Bab 4

Di ruang putih yang sunyi, roh Ben Wang melayang tanpa arah. Kesedihan dan amarahnya bercampur menjadi satu, membuatnya tidak bisa tenang. Di hadapannya terbayang wajah Moon, senyum yang pernah ia abaikan, tangis terakhirnya yang menusuk jantungnya.

“Aku gagal melindunginya… gagal mengenali cintanya… dan aku terlalu bodoh mempercayai Viona…” gumam Ben dengan suara bergetar.

Tiba-tiba, dari kegelapan, muncul cahaya terang. Suara bergema, entah dari langit atau dari dalam hatinya.

"Ben Wang, apakah kau ingin kesempatan kedua?"

Ben menatap cahaya itu dengan mata penuh tekad. “Ya! Aku ingin hidup kembali. Aku ingin menghentikan Viona, aku ingin menebus semua kesalahanku pada Moon. Beri aku kesempatan sekali lagi!”

Cahaya itu semakin terang, lalu tubuh roh Ben terseret ke dalam pusaran waktu. Bayangan hitam dan putih berputar cepat, hingga semuanya menjadi gelap.

***

Ketika Ben membuka matanya, ia terengah-engah. Tangannya menyentuh wajahnya sendiri, tubuhnya terasa hangat—hidup. Ia melihat kalender di meja kerjanya: Februari 2024.

Matanya membelalak. “Aku… kembali ke setahun lalu?”

Ia berdiri dari kursi, menatap kaca di dinding. Wajahnya masih muda, tanpa luka bekas kecelakaan. Semua masih sama seperti sebelum tragedi itu terjadi.

Ben mengepalkan tangannya, tekad membara di dalam dadanya. “Moon… kali ini aku tidak akan melepaskanmu lagi. Dan Viona… aku akan membuatmu menyesali semua perbuatanmu.”

Di luar, langit sore tampak biasa saja, seolah dunia tidak tahu bahwa seorang pria baru saja dilahirkan kembali dengan dendam, cinta, dan kesempatan kedua untuk mengubah takdirnya.

Ben melangkah keluar dari kantornya, ruangan besar dan luas itu terlihat beberapa karyawan sedang fokus pada tugas masing-masing. Namun tatapan Ben tidak tertuju pada mereka, melainkan ke arah meja kerja Moon yang tampak kosong.

"Direktur!" seru asistennya, sedikit terengah karena baru saja berlari mengejarnya.

"Di mana Viona?" tanya Ben dingin tanpa menoleh.

"Viona dan Moon menemui klien di restoran Tiongkok," jawab asistennya, Justin Ang, sambil menundukkan kepala.

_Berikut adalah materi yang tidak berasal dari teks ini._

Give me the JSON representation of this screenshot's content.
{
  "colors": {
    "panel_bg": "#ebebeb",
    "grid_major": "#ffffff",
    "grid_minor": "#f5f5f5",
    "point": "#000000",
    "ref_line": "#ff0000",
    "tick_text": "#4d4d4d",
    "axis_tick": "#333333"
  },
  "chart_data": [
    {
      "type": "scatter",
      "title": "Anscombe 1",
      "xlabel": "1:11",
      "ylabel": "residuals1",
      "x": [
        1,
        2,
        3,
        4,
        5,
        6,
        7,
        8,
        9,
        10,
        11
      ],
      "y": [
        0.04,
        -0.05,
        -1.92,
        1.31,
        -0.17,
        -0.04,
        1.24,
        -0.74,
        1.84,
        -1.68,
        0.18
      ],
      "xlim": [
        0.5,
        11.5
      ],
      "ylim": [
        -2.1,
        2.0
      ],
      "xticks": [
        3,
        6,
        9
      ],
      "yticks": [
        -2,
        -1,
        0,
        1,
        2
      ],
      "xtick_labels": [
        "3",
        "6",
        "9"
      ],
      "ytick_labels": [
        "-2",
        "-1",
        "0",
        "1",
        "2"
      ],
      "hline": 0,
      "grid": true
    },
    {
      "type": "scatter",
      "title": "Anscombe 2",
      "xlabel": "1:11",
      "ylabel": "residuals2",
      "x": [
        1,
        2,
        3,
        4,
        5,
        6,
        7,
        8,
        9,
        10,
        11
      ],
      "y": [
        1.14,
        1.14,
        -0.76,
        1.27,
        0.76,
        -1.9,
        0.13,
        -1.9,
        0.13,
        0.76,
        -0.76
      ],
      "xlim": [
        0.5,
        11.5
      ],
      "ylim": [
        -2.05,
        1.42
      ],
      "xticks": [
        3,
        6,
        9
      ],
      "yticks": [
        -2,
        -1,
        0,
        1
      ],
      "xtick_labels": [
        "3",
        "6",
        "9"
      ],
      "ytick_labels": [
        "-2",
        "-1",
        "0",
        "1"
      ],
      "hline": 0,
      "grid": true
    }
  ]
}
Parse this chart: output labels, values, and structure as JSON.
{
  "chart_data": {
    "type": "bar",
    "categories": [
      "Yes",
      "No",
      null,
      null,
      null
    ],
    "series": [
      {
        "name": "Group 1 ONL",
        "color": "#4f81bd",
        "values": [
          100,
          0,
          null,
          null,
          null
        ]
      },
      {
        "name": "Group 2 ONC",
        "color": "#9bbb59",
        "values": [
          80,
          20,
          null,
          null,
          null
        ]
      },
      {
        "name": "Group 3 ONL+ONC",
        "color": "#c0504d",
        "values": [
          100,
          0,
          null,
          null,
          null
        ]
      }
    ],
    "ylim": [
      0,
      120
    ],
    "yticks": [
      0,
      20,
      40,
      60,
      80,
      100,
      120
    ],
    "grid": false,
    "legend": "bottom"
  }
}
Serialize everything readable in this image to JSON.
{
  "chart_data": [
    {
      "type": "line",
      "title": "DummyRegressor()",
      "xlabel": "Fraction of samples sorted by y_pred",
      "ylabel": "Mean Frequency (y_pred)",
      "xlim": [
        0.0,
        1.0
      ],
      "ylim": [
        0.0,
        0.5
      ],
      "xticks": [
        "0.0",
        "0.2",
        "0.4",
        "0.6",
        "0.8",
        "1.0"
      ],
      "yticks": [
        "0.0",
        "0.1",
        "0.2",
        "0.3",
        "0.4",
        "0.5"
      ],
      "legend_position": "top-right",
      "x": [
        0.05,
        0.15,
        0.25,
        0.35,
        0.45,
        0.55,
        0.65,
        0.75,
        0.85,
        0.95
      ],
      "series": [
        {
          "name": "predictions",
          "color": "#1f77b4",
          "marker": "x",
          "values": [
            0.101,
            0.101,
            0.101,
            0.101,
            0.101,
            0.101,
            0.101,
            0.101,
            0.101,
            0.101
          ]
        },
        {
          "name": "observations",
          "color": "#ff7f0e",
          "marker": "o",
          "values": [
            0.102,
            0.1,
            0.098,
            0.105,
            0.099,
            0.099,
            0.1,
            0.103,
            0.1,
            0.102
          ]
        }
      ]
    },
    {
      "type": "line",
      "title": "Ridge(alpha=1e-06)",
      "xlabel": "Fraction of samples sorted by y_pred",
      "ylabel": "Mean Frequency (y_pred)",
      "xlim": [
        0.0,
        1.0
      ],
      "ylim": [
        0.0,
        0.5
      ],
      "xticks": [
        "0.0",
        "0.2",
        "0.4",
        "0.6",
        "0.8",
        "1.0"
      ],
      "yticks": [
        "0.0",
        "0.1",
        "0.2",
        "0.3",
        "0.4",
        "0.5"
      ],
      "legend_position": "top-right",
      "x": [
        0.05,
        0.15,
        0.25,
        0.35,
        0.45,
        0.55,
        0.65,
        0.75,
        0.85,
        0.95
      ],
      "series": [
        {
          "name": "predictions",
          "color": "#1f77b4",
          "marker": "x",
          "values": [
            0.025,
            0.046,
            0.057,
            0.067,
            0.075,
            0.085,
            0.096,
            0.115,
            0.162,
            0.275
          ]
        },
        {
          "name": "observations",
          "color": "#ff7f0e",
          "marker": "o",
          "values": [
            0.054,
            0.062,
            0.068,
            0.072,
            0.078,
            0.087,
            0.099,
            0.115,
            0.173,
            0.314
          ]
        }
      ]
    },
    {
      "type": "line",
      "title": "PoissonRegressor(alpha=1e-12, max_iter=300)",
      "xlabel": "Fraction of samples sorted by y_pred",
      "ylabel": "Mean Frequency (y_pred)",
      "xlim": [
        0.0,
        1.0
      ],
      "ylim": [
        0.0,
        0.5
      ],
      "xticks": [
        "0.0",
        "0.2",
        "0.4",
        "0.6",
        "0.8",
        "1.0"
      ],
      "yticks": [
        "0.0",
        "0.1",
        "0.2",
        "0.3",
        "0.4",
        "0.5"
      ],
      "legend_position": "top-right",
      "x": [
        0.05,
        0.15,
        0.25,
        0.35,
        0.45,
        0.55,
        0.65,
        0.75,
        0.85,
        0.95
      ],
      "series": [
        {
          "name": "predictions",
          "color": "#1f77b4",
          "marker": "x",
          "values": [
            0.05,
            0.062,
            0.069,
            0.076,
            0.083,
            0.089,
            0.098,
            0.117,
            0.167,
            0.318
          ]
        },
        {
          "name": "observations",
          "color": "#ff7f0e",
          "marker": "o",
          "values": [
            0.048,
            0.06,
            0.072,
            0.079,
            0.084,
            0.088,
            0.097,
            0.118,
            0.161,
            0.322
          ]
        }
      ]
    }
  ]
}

Tatapan Ben semakin tajam. “Tanggal 24 Februari… Viona mendapatkan proyek dari wilayah barat. Itu berarti hari ini. Sepertinya proyek ini didapatkan dengan cara mengorbankan Moon,” batin Ben, langkahnya semakin cepat menuju lift.

"Siapkan mobil!" perintah Ben dengan suara rendah tapi penuh tekanan, membuat Justin merinding.

"Iya," jawab Justin cepat, lalu menyusul dari belakang. Sambil menahan napas, ia bergumam dalam hati, “Aneh, yang ditanya soal nona Viona, tapi kenapa meja Moon yang diperhatikan? Jangan-jangan Moon melakukan kesalahan lagi.”

Restoran Tiongkok.

Di koridor panjang dan mewah dengan lampu gantung berkilau, dua wanita berdiri di dekat pintu sebuah ruang VIP. Moon terlihat pucat, tangannya sedikit gemetar memegangi perutnya.

"Viona, aku tidak bisa minum lagi. Kondisiku tidak baik," ujar Moon lirih, suaranya bergetar menahan sakit.

Viona meliriknya dengan senyum tipis penuh ejekan. Ia melipat tangan di dada, langkahnya mendekat hingga wajah mereka hanya berjarak sejengkal.

"Baiklah," ucap Viona pelan, tapi nada suaranya tajam seperti pisau. "Kalau proyek ini gagal kudapatkan, kau juga tidak bisa lagi bekerja di perusahaan."

Moon menunduk, matanya memerah. Napasnya terengah seakan dada terasa sesak.

"Jangan lupa, Ben hanya mendengar kataku," lanjut Viona dengan tatapan penuh kuasa. "Satu kata dariku, maka kau akan dipecat. Nenekmu masih dirawat di rumah sakit, bukan?"

Moon langsung menatap Viona dengan sorot panik, seolah hatinya diremas.

"Kalau kau tidak ingin menghentikan pengobatan nenekmu, turuti aku. Kehilangan pekerjaan sama saja pengobatan dihentikan," bisik Viona dengan senyum licik, sambil menepuk pelan bahu Moon.

"Tugasmu hanya menghabiskan beberapa minuman, sehingga mereka puas dan kita akan berhasil," kata Viona dengan senyum tipis yang penuh kelicikan.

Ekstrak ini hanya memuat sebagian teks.